Il caso Bolloré e la minaccia degli oligarchi alla democrazia

L’apertura del festival di Cannes e le proteste contro lo strapotere del miliardario di estrema destra Vincent Bolloré sul mondo del cinema hanno richiamato l’attenzione su una questione estremamente delicata, che non riguarda solo Bolloré né solo la Francia, ma che trova qui un punto nevralgico, a un anno appena dalle elezioni che potrebbero vedere per la prima volta le forze del nazionalpopulismo antieuropeo – il Rassemblement National di Marine Le Pen e Jordan Bardella – andare al potere in quello che è di fatto, assieme alla Germania, il paese guida dell’Unione europea.
Ieri seicento professionisti del cinema francese hanno pubblicato un appello su Libération, spiegando che con la scalata del gruppo Canal+ a Ugc, una delle principali catene di sale cinematografiche del paese, Bolloré sarà presto in grado di «controllare l’intera filiera produttiva dei film, dal loro finanziamento alla loro distribuzione su piccolo e grande schermo».

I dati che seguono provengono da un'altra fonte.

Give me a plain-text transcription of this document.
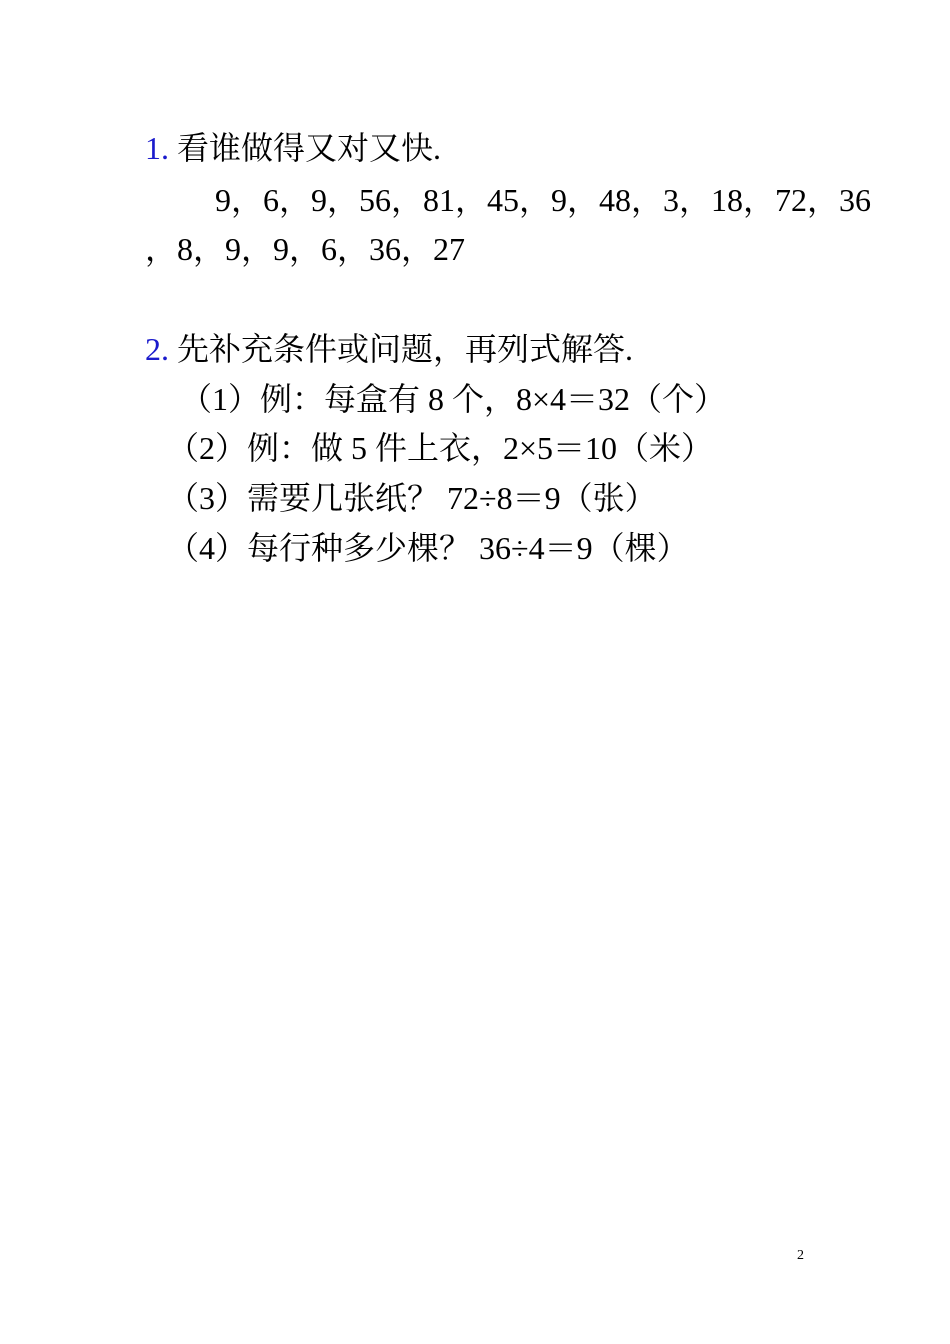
1. 看谁做得又对又快.
9，6，9，56，81，45，9，48，3，18，72，36
，8，9，9，6，36，27
2. 先补充条件或问题，再列式解答.
（1）例：每盒有 8 个，8×4＝32（个）
（2）例：做 5 件上衣，2×5＝10（米）
（3）需要几张纸？ 72÷8＝9（张）
（4）每行种多少棵？ 36÷4＝9（棵）
2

Un problema tanto più preoccupante perché Bolloré – che ha peraltro cospicui interessi finanziari anche in Italia – non fa mistero di portare avanti un «progetto di civiltà» attraverso la sua tv CNews (una specie di Fox News francese), i suoi giornali e le sue case editrici, che ha usato per promuovere le sue posizioni di estrema destra e per diffondere fake news e teorie del complotto sull’occidente decadente e assediato dagli immigrati.
Il caso più significativo si è aperto a metà aprile, con il brusco allontanamento di Olivier Nora dalla guida di Grasset, che ha spinto ben duecento scrittori ad abbandonare clamorosamente la casa editrice. La ragione per cui non si tratta di questioni locali l’ha spiegata benissimo uno di loro, Olivier Guez, qualche giorno fa sul New York Times: «Pensate a Jeff Bezos e al Washington Post, a Rupert Murdoch e alla Fox News. Anche l’improvviso cambio al vertice della Grasset è un esempio di scuola di come i membri di un’élite sempre più potente e facoltosa trattino chi non la pensa come loro o non vede il mondo con i loro stessi occhi».

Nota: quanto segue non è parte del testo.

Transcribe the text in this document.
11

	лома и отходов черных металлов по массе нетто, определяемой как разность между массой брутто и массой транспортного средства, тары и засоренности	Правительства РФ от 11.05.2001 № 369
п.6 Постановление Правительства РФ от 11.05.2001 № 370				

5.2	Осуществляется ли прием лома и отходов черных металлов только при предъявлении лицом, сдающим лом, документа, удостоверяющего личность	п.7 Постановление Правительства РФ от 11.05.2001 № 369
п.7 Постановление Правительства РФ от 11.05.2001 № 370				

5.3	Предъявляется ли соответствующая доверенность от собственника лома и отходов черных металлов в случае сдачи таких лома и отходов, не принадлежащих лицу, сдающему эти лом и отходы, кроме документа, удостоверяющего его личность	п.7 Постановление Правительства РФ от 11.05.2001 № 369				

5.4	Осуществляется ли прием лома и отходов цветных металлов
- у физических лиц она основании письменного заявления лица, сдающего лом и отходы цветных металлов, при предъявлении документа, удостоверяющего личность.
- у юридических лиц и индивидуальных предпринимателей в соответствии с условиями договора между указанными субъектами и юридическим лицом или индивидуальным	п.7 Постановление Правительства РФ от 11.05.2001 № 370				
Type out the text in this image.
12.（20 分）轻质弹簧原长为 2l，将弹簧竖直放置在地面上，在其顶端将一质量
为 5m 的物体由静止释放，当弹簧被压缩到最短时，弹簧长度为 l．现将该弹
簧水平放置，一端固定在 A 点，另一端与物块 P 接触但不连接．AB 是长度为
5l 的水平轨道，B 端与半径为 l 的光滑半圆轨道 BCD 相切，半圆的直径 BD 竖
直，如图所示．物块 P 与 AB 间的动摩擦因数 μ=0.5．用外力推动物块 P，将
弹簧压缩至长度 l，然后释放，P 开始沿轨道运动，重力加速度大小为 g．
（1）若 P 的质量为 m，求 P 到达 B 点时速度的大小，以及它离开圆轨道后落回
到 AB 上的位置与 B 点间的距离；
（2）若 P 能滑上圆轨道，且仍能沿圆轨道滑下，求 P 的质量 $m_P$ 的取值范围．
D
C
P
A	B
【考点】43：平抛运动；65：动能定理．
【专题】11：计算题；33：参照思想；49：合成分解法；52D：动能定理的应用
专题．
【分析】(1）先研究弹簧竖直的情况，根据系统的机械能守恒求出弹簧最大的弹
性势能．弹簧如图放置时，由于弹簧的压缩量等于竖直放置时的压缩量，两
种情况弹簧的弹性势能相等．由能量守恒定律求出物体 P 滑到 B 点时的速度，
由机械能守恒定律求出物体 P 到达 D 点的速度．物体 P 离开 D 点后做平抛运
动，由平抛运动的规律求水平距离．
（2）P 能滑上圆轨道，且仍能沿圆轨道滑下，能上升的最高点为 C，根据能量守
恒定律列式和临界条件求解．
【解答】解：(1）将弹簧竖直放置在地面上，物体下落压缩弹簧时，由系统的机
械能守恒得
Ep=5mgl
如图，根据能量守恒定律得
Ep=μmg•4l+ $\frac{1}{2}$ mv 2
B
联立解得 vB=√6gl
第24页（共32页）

Fino a non molto tempo fa, prosegue Guez, uomini come Bolloré investivano in istituzioni culturali e gallerie d’arte per darsi un’aria sofisticata. Adesso non più. «Ora queste finzioni sono praticamente scomparse: il lupo non deve più travestirsi da nonna per ottenere ciò che vuole. Gli oligarchi non si nascondono più. Ostentano il loro potere, distruggono, sfruttano, intimidiscono e diventano più ricchi di qualsiasi altro gruppo di persone nella storia dell’umanità. Mostrano un totale disprezzo per il mondo e godono di completa impunità. Credono di essere invincibili. Il caso Grasset è una vicenda francese, e Nora è solo un uomo. Ma è un monito per tutti noi, per i democratici di ogni paese».

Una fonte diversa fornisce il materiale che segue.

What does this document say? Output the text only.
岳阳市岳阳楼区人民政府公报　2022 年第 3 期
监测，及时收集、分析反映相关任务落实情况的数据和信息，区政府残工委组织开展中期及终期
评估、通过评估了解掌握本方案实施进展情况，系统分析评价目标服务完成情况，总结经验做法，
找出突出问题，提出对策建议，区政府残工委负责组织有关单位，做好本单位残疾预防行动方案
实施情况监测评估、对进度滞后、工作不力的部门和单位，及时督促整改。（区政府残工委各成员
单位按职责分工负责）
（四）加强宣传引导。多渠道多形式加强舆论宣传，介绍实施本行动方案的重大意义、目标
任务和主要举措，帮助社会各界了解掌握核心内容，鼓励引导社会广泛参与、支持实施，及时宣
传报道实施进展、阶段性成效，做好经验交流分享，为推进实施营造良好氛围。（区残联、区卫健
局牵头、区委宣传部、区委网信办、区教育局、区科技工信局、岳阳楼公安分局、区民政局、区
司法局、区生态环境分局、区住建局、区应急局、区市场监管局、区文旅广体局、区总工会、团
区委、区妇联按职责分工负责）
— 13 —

Ecco perché la crescente impopolarità di Donald Trump, negli Stati Uniti e ancor più qui in Europa, è certamente una buona notizia e un motivo di speranza per il futuro, ma non dovrebbe comunque farci sottovalutare la costante minaccia rappresentata dai suoi numerosi imitatori, alleati e sodali, a cominciare da quelli che ora fingono di distanziarsene, anche qui in Italia.